Bone Mineral Density and Risk of Osteoporotic Fractures in Women with Parkinson’s Disease

الملخص EN

Osteoporosis and Parkinson’s disease (PD) are two important age-related diseases, which have an influence on pain, physical activity, disability, and mortality.

The aim of this research was to study the parameters of bone mineral density (BMD), frequency, and 10-year probability of osteoporotic fractures (OFs) in females with Parkinson’s disease (PD).

We have examined 113 postmenopausal women aged 50–74 years old which were divided into 2 groups (I, control group (CG), n = 53 and II, subjects with PD, n = 60).

Bone mineral density of lumbar spine, femoral neck, distal radius, and total body were measured, and quantity and localization of vertebral deformities were performed by the vertebral fracture assessment (VFA).

Ten-year probability of OFs was assessed by Ukrainian version of FRAX®.

It was established that BMD of lumbar spine, femoral neck, distal radius, and total body in PD women was reliably lower compared to CG.

The frequency of OFs in PD subjects was higher compared to CG (51.7 and 11.3%, respectively) with prevalence of vertebral fractures (VFs) in women with PD (52.6% among all fractures).

47.4% of the females had combined VFs: 74.2% of VFs were in thoracic part of the spine and 73.7% were wedge ones.

Ten-year probability of major OFs and hip fracture were higher in PD women compared to CG with and without BMD measurements.

Inclusion of PD in the FRAX calculation increased the requirement of antiosteoporotic treatment from 5 to 28% (without additional examination) and increased the need of additional BMD measurement from 50 to 68%.
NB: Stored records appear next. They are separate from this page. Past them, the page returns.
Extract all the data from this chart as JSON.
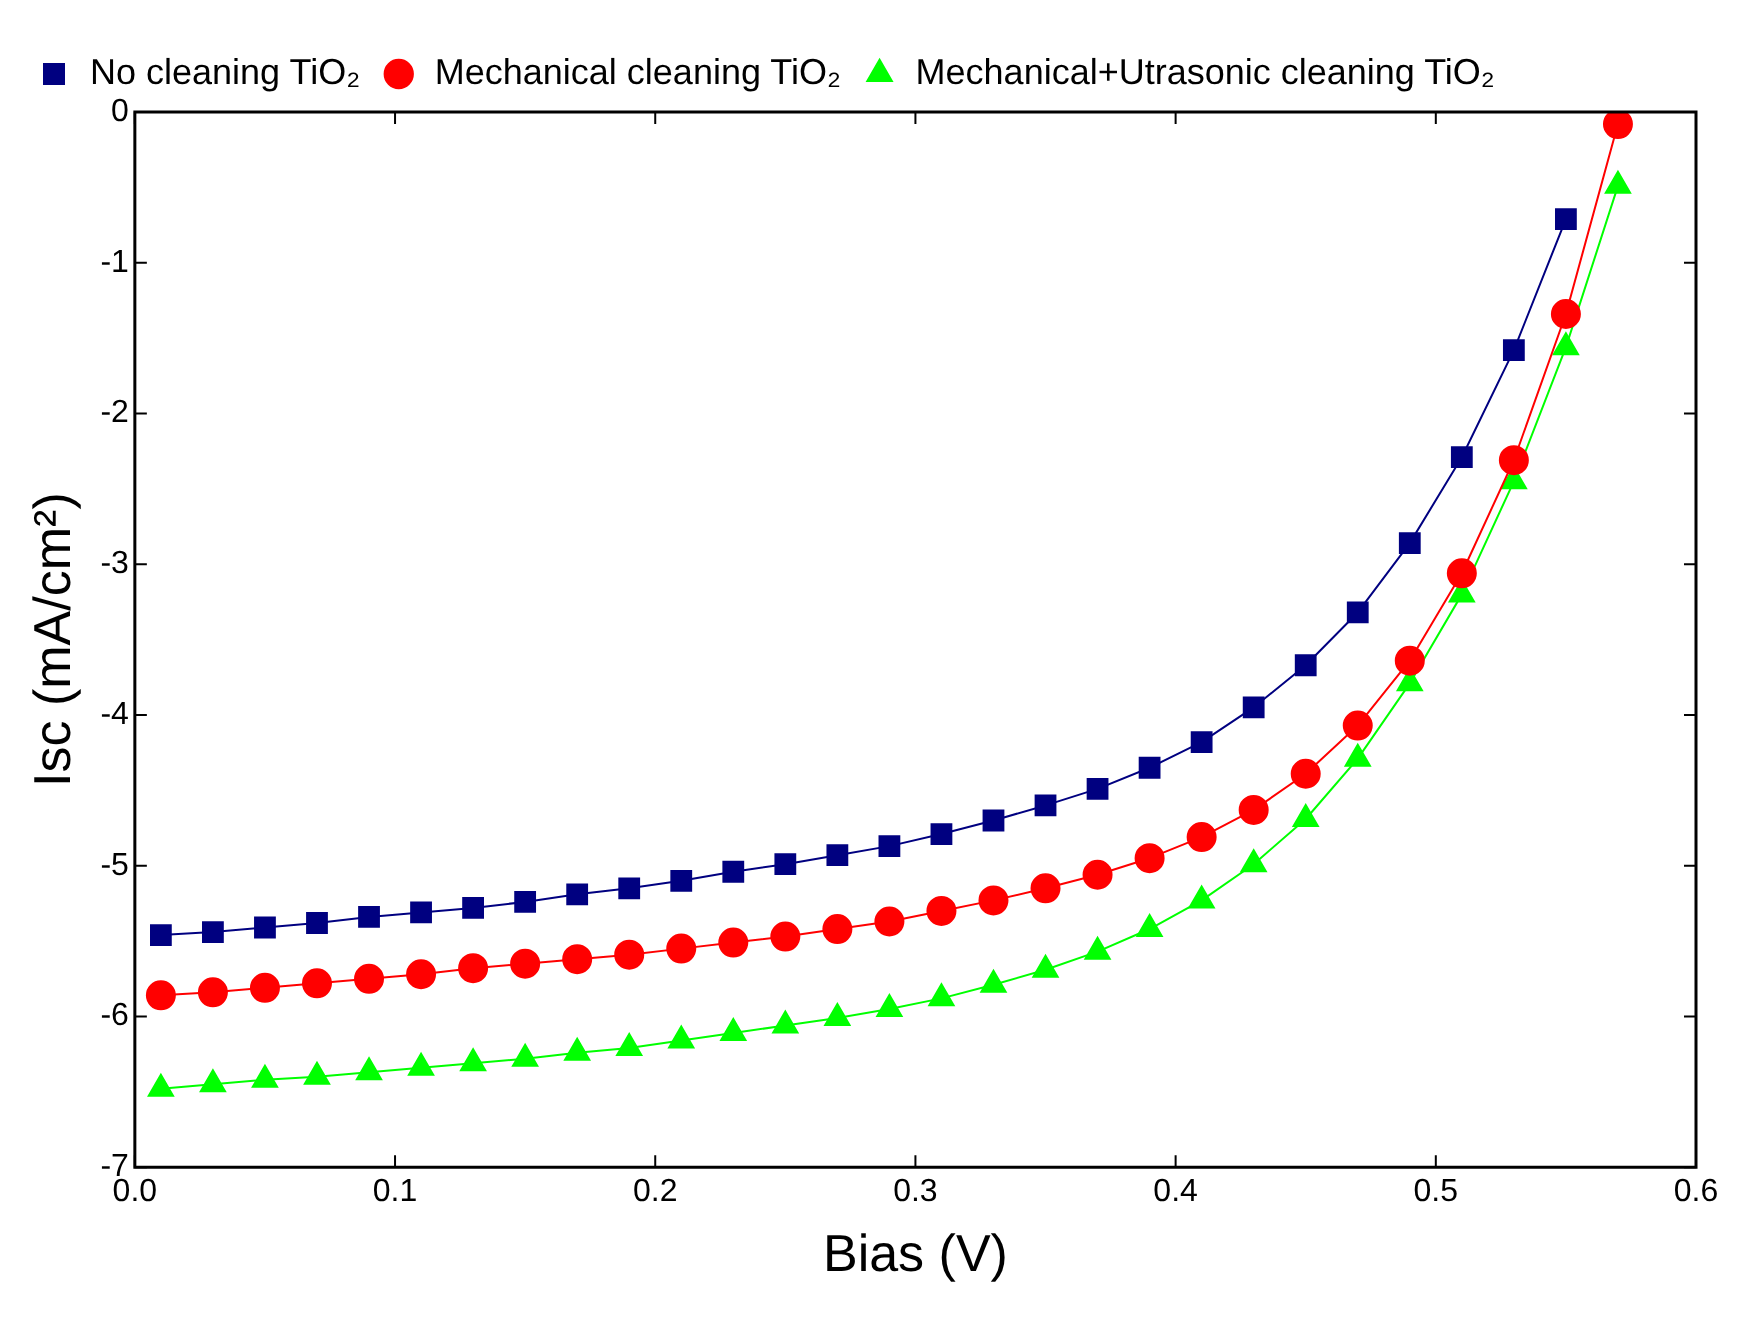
{
  "chart_data": {
    "type": "line",
    "xlabel": "Bias (V)",
    "ylabel": "Isc (mA/cm²)",
    "xlim": [
      0,
      0.6
    ],
    "ylim": [
      -7,
      0
    ],
    "xticks": [
      {
        "value": 0,
        "label": "0.0"
      },
      0.1,
      0.2,
      0.3,
      0.4,
      0.5,
      0.6
    ],
    "yticks": [
      -7,
      -6,
      -5,
      -4,
      -3,
      -2,
      -1,
      0
    ],
    "grid": false,
    "legend": "top left",
    "line_style": "solid",
    "x": [
      0.01,
      0.03,
      0.05,
      0.07,
      0.09,
      0.11,
      0.13,
      0.15,
      0.17,
      0.19,
      0.21,
      0.23,
      0.25,
      0.27,
      0.29,
      0.31,
      0.33,
      0.35,
      0.37,
      0.39,
      0.41,
      0.43,
      0.45,
      0.47,
      0.49,
      0.51,
      0.53,
      0.55,
      0.57
    ],
    "series": [
      {
        "name": "No cleaning TiO₂",
        "color": "#000080",
        "marker": "square",
        "values": [
          -5.46,
          -5.44,
          -5.41,
          -5.38,
          -5.34,
          -5.31,
          -5.28,
          -5.24,
          -5.19,
          -5.15,
          -5.1,
          -5.04,
          -4.99,
          -4.93,
          -4.87,
          -4.79,
          -4.7,
          -4.6,
          -4.49,
          -4.35,
          -4.18,
          -3.95,
          -3.67,
          -3.32,
          -2.86,
          -2.29,
          -1.58,
          -0.71,
          null
        ]
      },
      {
        "name": "Mechanical cleaning TiO₂",
        "color": "#ff0000",
        "marker": "circle",
        "values": [
          -5.86,
          -5.84,
          -5.81,
          -5.78,
          -5.75,
          -5.72,
          -5.68,
          -5.65,
          -5.62,
          -5.59,
          -5.55,
          -5.51,
          -5.47,
          -5.42,
          -5.37,
          -5.3,
          -5.23,
          -5.15,
          -5.06,
          -4.95,
          -4.81,
          -4.63,
          -4.39,
          -4.07,
          -3.64,
          -3.06,
          -2.31,
          -1.34,
          -0.08
        ]
      },
      {
        "name": "Mechanical+Utrasonic cleaning TiO₂",
        "color": "#00ff00",
        "marker": "triangle",
        "values": [
          -6.48,
          -6.45,
          -6.42,
          -6.4,
          -6.37,
          -6.34,
          -6.31,
          -6.28,
          -6.24,
          -6.21,
          -6.16,
          -6.11,
          -6.06,
          -6.01,
          -5.95,
          -5.88,
          -5.79,
          -5.69,
          -5.57,
          -5.42,
          -5.23,
          -4.99,
          -4.69,
          -4.29,
          -3.79,
          -3.2,
          -2.45,
          -1.56,
          -0.49
        ]
      }
    ]
  }
}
Anterior/posterior vertebral height ratios (Th8-Th11) measured by VFA in PD females without confirmed vertebral deformities were lower compared to indices of CG.

In conclusion, women with PD have lower BMD indices, higher rate of osteoporosis, and risk of future low-energy fractures that should be taken into account in the assessment of their osteoporosis risk and clinical management.